La Procura indaghi per omicidio volontario.

Con una lunga e argomentata ordinanza letta in aula, questa mattina il giudice del Tribunale di Nuoro Alessandra Ponti ha inviato gli atti del processo per la morte di Antonello Mereu, avvenuta in una cava di marmo di Orosei il 13 marzo del 2014 in quello che si pensava essere un incidente sul lavoro.

Il ragazzo venne trovato riverso a terra con una pozza di sangue e un foro sulla nuca. Portato in ospedale agonizzante, spirò 24 ore dopo.

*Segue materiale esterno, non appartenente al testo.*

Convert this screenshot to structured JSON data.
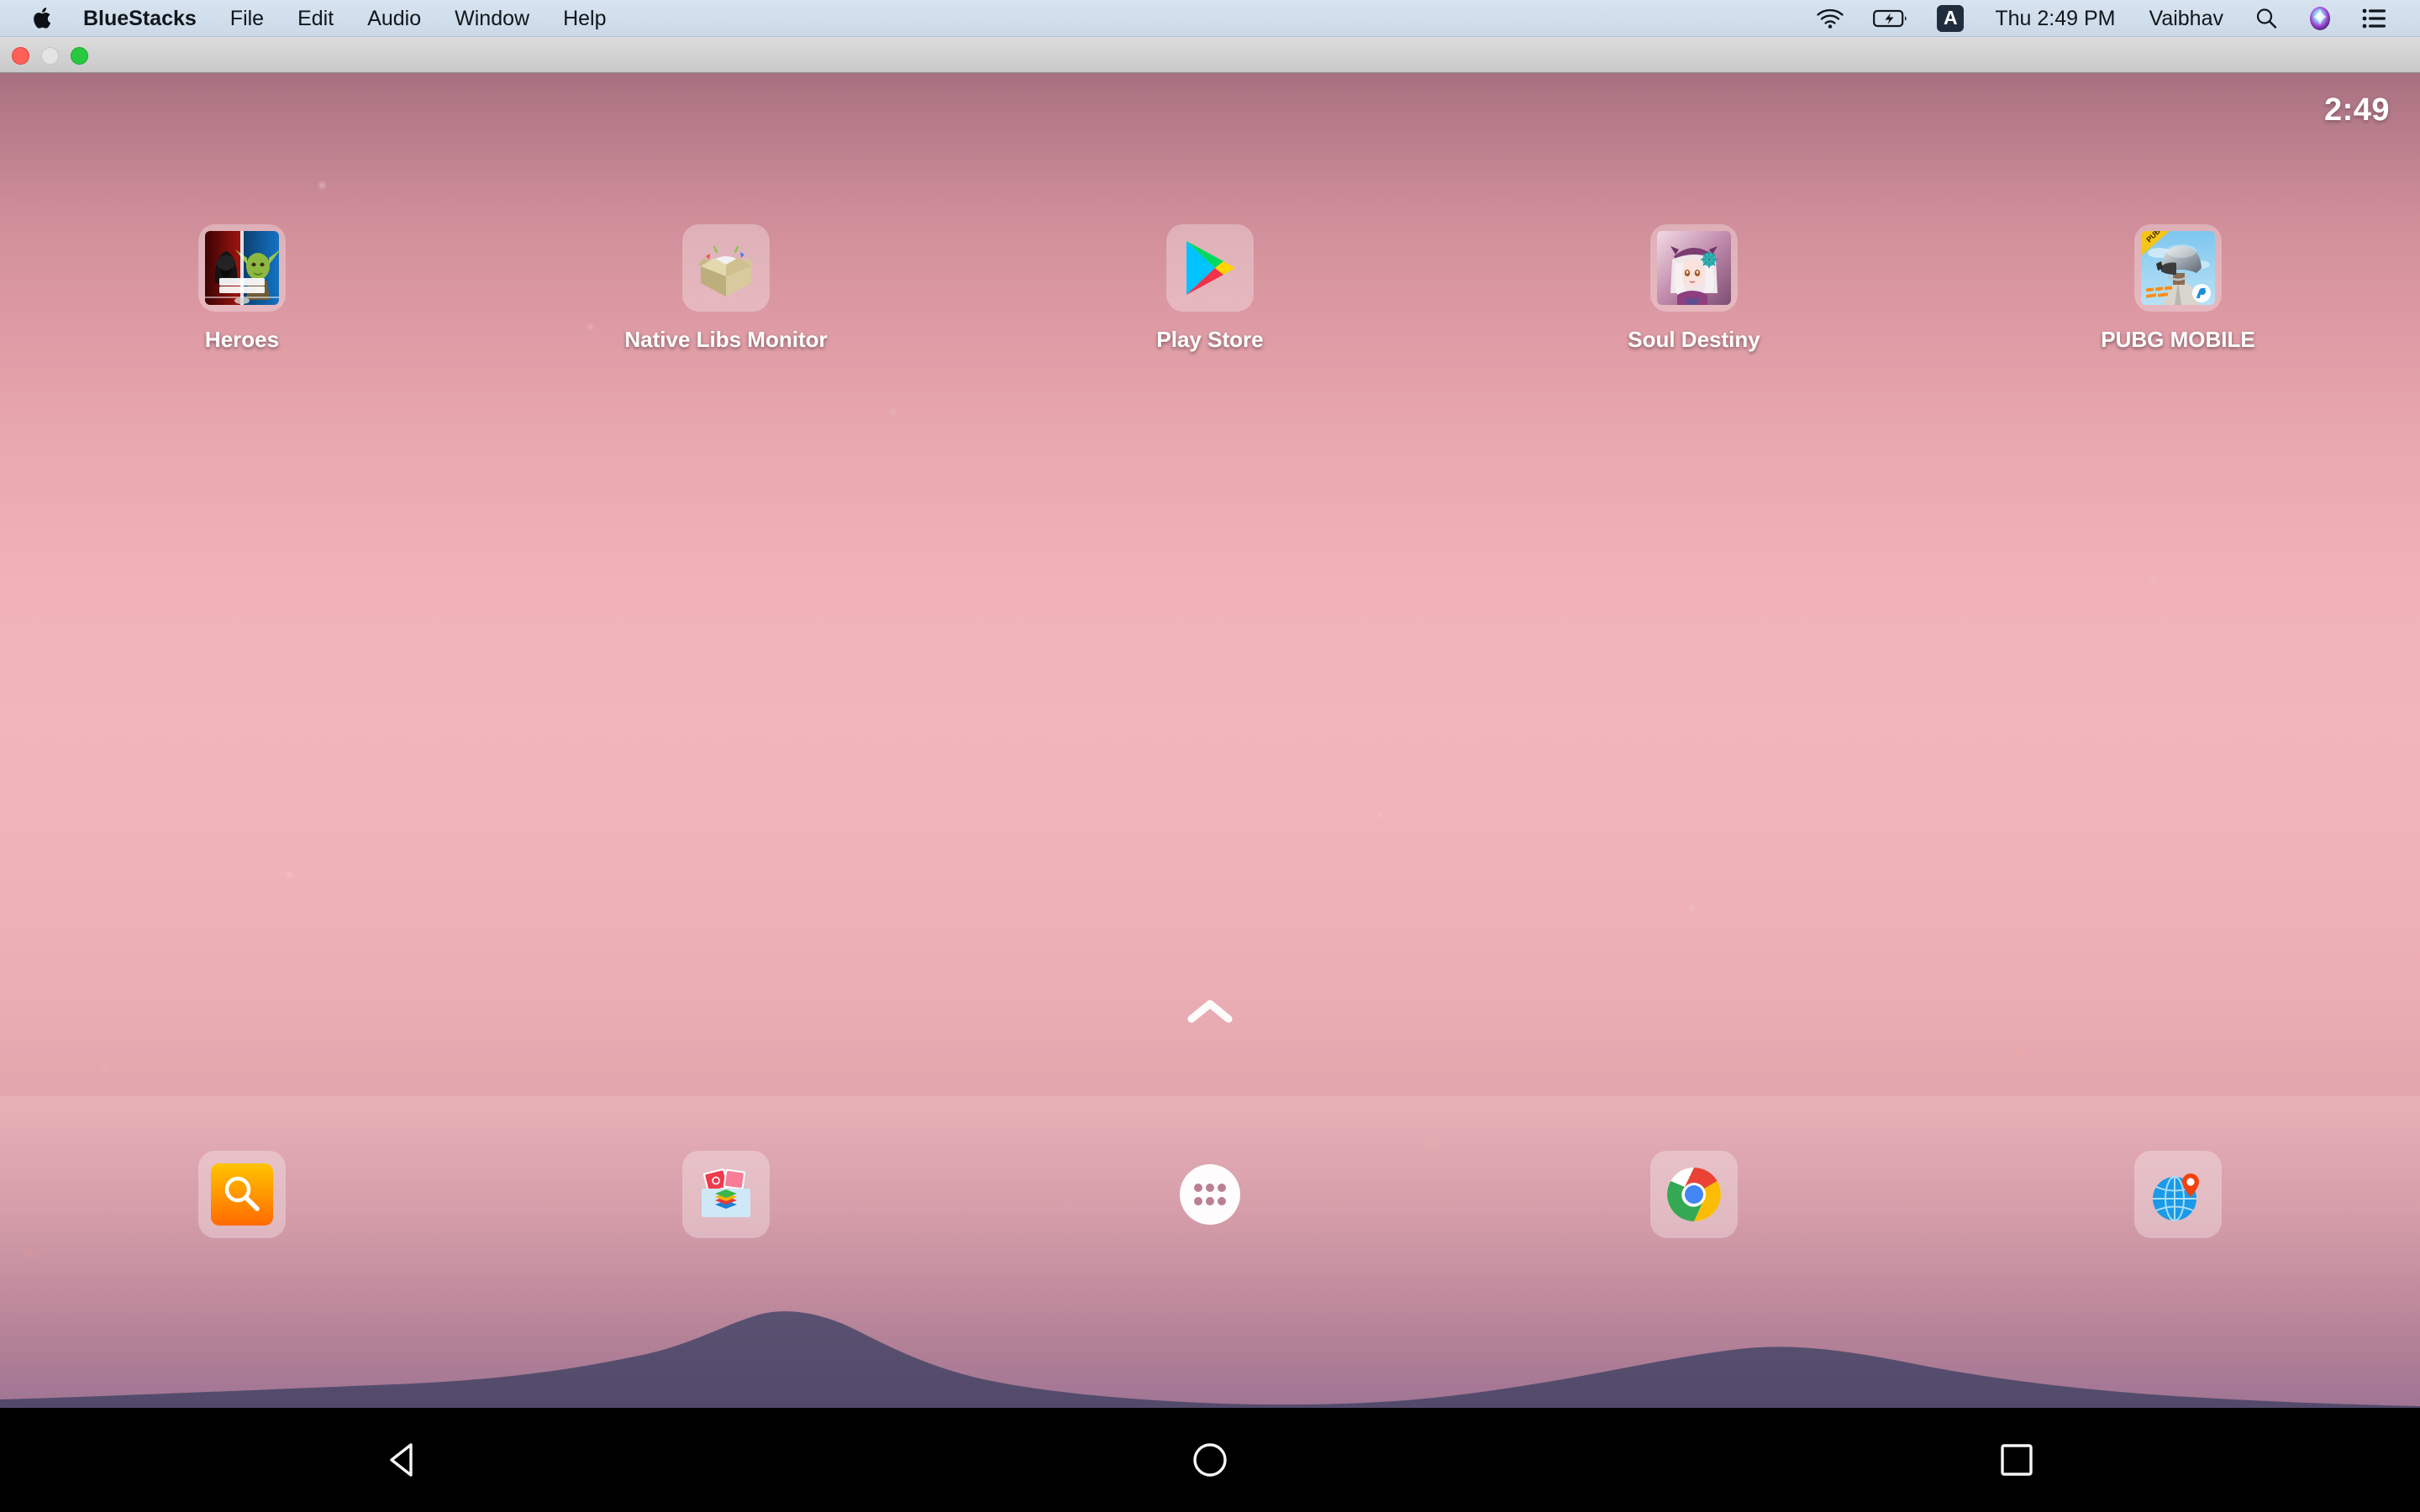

Per nove anni nelle aule del tribunale si è parlato di una mancata osservanza delle norme di sicurezza sul lavoro, con la tesi che a colpire l’operaio fu una verga che si agganciò accidentalmente ad un filo diamantato che tagliava un blocco in marmo.

A giudizio per omicidio colposo erano finiti Giovanni Mele, titolare della società per cui lavorava la vittima, e due dipendenti, Sergio Floris e Ignazio Masala, difesi dagli avvocati Basilio Brodu, Gianfranco Mattana, Fabio Serra, Pasqualino Moi e Giovanni Colli. La morte di Mereu in dibattimento però ha aperto un giallo: a dieci anni dalla morte, la perizia del Tribunale parla di omicidio.

Oggi dopo la discussione delle parti, dove la famiglia parte civile attraverso i legali Pietro Salis e Monica Macciotta ha ribadito di non credere all’omicidio. Ma l’ordinanza dequalifica l’evento come un fatto completamente diverso. Il giudice lasciando aperta ogni strada ha disposto la trasmissione degli atti alla Procura perché indaghi per omicidio volontario.